Chegavam ao fim de outubro, e aquela terça-feira era um típico dia chuvoso de primavera, ainda irresoluto entre os estertores do inverno e as tempestades de verão que se avizinhavam. Depois das aulas, quando se afastava de carro pela rua, Marco avistou uma silhueta de cabeça baixa num vestido lilás. Ele abriu o vidro da janela, e grossas gotas respingaram em seu rosto quando chamou Marisa para oferecer uma carona. Ela correu para o Lexus numa confusão de cadernos, bolsa e roupa colada no corpo. Seu alívio por sair da chuva durou o tempo de se transformar em embaraço: no confinamento do carro, os vidros agora se embaçavam com vapor e tensão.

Depois do encontro no Paraíso Perdido, depois dos olhares velados na sala de aula, lá estavam os dois espremidos numa caixa de metal. Sozinhos. Subitamente constrangidos. Falaram do tempo e Marisa queixou-se de ter esquecido o guarda-chuva bem naquele dia. Marco ligou o aquecedor e ela murmurou um agradecimento. A conversa esmoreceu. A chuva tamborilou no capô cinza-metálico. O trânsito rastejou penosamente.
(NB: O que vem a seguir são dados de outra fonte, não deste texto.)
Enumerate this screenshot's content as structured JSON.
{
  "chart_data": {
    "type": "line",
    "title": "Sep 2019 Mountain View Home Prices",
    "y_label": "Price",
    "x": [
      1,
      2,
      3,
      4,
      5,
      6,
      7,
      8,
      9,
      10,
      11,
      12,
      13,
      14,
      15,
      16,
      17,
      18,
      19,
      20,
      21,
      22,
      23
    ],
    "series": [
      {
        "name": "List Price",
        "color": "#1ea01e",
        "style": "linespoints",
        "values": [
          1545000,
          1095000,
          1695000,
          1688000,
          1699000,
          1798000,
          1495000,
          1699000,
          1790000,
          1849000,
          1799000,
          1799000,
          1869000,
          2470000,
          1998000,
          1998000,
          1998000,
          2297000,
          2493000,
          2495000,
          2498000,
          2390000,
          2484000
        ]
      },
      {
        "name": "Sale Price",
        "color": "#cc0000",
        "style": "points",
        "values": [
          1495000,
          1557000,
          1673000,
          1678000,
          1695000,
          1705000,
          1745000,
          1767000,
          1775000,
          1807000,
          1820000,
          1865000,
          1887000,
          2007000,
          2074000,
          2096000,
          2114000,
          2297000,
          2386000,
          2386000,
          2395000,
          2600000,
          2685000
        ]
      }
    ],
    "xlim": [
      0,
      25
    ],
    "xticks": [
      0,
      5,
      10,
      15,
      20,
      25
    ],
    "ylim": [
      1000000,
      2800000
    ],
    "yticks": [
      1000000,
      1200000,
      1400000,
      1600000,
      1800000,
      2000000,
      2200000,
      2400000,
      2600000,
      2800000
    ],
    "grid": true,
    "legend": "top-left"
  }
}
— Você fez o teste vocacional? — Marco perguntou após alguns minutos.

— Não, eu… esqueci…

Marisa deu-se conta da extensão da apatia escondida dentro dela. Na verdade, não se importava mais com a faculdade e o futuro. Desde a morte do pai, ela já havia abandonado as aulas de dança e o coral. Como não podia abandonar o colégio também, Marisa entorpecia-se no estudo para esquecer que a vida não tinha sentido. Sua alma se empoleirava numa ameixeira como Pierre Anthon, gritando silenciosamente que nada importava. A vida era um desfile de platitudes, acordar de manhã e escovar os dentes, cumprimentar o porteiro ao sair do prédio e depois ao retornar, exultar com uma redação bem feita e desesperar com equações de trigonometria, ansiar pelo futuro, decepcionar-se com o futuro, fazer as refeições, enfeitar-se para o fim de semana, dormir e acordar de novo, até o dia em que acordar já não era mais opção. E nesse meio tempo, tudo o que uma pessoa mais amava ia se apagando até restarem apenas as mãos vazias.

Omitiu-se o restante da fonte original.